At a town hall meeting in Wayne, PA today, Barack Obama took aim at John McCain’s gas tax holiday proposal. “Well it is time for a President who will take on the big oil and gas companies so we can finally meet our energy challenge; a President who will help Americans pay their rising gas bills during these difficult economic times,” Obama said.
“And that will be a real difference in this election – because while Senator McCain has spoken out on energy reform in the past, in this campaign, he isn’t offering any solutions to help Americans pay for high gas prices. Instead, he’s proposing a gas tax holiday that’s nothing more than a Washington stunt,” he continued.

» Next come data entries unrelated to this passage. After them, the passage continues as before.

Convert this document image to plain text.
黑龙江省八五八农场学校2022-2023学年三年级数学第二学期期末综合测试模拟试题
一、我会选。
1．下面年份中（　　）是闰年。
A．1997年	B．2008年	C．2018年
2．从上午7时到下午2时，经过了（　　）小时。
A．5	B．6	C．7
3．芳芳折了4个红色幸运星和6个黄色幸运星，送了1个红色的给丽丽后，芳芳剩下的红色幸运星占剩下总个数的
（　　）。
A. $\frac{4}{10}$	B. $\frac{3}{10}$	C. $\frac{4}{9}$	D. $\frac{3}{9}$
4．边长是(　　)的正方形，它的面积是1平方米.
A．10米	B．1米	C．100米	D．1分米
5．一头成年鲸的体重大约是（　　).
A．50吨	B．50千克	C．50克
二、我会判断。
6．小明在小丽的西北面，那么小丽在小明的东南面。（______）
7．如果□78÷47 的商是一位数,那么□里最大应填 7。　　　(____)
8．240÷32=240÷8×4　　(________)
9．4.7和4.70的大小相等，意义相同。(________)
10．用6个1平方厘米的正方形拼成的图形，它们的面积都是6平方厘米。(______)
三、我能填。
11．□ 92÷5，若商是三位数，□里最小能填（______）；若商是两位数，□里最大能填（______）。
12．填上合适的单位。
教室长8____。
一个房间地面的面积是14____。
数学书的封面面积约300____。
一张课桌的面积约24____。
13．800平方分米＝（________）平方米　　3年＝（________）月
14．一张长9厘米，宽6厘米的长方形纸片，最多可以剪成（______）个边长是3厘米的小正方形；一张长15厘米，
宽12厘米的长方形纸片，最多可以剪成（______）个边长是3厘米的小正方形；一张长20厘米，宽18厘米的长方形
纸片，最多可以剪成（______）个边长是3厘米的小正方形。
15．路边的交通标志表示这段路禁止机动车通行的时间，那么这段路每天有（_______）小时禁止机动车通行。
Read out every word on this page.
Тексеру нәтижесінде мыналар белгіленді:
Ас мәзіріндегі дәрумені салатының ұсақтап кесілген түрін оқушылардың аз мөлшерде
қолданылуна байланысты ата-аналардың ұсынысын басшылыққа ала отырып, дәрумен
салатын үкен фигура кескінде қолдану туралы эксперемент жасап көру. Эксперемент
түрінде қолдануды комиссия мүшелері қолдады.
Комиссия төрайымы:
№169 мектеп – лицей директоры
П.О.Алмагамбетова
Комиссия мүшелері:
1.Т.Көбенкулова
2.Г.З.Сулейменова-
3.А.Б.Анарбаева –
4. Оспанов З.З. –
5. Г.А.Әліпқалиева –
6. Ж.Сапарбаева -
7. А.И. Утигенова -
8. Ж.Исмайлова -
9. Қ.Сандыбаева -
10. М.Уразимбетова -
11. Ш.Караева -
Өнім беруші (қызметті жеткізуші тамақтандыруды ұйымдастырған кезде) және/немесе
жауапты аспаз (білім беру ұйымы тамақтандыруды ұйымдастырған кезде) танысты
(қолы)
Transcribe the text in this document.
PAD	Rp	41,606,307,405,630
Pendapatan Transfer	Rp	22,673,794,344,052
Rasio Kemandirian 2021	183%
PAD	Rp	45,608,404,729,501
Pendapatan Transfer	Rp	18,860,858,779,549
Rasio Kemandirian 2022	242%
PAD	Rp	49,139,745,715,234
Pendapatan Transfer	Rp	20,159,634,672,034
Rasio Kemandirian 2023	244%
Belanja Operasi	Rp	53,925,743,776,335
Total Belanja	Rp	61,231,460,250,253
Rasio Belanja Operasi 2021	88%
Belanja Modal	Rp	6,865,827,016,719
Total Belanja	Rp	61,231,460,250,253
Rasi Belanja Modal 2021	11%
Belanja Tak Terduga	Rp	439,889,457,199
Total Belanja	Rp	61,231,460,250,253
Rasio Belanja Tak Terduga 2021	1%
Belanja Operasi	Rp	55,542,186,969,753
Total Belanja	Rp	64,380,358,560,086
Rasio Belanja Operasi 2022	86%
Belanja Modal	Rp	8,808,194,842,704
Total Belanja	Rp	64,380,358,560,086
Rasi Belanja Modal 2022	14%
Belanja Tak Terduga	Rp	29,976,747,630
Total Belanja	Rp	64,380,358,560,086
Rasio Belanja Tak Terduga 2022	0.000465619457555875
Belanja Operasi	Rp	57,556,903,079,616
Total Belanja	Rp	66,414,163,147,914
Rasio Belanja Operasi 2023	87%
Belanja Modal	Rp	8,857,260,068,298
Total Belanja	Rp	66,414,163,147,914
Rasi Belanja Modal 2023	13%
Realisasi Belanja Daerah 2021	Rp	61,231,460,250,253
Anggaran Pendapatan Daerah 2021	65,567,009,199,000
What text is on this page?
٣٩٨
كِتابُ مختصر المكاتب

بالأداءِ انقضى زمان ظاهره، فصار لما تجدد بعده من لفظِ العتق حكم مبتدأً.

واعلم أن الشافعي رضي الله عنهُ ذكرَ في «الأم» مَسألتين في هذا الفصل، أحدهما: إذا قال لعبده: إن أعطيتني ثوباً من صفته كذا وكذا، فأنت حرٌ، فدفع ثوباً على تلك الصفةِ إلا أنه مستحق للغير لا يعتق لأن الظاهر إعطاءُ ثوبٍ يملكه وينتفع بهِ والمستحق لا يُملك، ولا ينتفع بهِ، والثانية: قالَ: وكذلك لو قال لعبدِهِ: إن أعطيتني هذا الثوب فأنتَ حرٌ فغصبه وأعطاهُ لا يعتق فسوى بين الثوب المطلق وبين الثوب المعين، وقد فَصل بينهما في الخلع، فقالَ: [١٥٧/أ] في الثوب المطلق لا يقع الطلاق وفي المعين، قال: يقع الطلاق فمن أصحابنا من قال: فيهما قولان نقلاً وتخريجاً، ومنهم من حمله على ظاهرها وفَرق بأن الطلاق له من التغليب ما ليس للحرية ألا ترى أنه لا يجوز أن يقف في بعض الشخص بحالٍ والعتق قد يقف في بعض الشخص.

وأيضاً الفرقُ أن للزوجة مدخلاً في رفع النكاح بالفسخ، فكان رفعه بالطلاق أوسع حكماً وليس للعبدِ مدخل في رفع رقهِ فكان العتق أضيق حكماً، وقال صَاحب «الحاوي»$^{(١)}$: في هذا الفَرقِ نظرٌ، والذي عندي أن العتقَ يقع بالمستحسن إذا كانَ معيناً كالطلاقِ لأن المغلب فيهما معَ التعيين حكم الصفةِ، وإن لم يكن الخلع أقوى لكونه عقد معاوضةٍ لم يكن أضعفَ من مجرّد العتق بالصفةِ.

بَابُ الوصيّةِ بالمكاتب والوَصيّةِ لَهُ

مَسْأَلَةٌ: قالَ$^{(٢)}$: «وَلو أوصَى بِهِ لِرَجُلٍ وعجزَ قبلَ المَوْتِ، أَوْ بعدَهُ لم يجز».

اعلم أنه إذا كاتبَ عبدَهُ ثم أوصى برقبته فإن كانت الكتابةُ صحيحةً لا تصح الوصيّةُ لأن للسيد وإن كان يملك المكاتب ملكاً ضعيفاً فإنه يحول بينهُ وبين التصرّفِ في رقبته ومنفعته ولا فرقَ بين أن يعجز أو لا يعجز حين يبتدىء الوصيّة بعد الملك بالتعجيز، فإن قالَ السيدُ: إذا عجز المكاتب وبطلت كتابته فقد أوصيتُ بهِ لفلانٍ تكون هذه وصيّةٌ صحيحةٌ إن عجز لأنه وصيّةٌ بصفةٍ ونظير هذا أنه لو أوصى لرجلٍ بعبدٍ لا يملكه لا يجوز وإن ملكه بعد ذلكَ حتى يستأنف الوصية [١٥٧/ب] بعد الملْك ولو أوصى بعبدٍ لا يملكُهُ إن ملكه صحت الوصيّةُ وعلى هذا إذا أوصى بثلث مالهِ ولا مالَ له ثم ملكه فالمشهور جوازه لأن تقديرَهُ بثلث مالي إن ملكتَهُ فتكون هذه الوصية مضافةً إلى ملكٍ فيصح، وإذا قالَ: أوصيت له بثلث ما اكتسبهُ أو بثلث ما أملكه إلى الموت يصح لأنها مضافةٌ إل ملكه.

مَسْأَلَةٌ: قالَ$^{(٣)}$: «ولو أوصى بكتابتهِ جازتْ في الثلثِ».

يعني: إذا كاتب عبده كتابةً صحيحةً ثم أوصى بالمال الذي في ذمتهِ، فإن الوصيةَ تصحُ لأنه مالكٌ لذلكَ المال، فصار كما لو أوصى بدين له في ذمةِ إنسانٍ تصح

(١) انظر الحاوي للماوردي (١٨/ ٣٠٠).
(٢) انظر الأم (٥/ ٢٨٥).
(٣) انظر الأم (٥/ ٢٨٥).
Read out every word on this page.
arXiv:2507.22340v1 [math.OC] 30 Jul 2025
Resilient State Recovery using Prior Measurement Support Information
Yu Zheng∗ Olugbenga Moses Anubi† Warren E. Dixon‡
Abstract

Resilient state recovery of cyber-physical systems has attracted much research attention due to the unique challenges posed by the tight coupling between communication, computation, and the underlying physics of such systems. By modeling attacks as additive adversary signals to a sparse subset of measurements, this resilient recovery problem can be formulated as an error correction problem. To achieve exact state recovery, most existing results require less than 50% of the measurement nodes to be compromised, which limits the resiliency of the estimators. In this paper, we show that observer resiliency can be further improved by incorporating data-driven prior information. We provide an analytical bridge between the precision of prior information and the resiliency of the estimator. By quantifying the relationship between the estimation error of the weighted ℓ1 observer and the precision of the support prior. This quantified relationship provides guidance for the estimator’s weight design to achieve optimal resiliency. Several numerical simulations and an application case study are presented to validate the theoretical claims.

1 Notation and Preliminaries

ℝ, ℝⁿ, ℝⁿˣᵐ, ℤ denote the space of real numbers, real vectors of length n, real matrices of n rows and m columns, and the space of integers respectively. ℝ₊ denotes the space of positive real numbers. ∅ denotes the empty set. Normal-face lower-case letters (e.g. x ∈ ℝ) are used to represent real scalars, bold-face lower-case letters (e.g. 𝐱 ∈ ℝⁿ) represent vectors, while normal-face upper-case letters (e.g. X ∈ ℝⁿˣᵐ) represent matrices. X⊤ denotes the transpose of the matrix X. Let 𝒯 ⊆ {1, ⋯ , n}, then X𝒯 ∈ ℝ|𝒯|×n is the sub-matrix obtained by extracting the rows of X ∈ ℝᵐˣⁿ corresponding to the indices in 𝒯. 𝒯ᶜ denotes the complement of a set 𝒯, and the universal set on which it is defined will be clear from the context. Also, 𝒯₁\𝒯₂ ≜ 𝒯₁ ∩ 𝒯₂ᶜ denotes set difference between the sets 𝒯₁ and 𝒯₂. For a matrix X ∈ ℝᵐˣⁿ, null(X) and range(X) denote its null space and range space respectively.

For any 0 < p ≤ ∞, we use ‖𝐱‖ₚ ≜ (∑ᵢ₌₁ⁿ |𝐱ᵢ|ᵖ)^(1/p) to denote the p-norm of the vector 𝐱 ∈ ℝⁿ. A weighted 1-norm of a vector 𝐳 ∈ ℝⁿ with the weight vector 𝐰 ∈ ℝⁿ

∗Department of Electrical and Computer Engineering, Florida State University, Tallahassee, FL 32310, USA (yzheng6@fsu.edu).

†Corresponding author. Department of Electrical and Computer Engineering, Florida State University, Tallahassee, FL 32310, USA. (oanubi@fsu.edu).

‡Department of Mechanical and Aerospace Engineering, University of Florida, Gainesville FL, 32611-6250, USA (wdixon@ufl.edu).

Obama also made the point that the gas tax holiday will do more harm than good, “But here’s the thing. It’s not just that Senator McCain’s proposal won’t give hardworking families real relief; it’s that his proposal will actually do real harm. His gas tax holiday will take $3 billion a month out of the highway trust fund and hand it over to the oil companies. That’s $3 billion a month that will no longer be going to rebuild our crumbling roads and bridges, or to ensure drivers’ safety and instead will be going to set new records for oil company profits.”
He put the gas tax holiday proposal in terms that PA voters understand, the economy and jobs, “And at a time when the unemployment rate is rising faster than at any point in the past twenty years, this idea would cost another 300,000 jobs in the construction industry, including more than 11,000 right here in Pennsylvania.”
Barack Obama has learned his lesson well in the state of Pennsylvania. In the Keystone State, every non-incumbent talks about change, but the magic word, especially in the parts of the state where Obama has struggled, is jobs. If he keeps campaigning in the state, and hammering the message that his concept of change includes jobs, he will have little trouble beating McCain.
The most recent PA poll showed Obama up by eight over McCain. That margin could drop a little into what has become the standard 5 point Pennsylvania win for the Democratic candidate in a general election.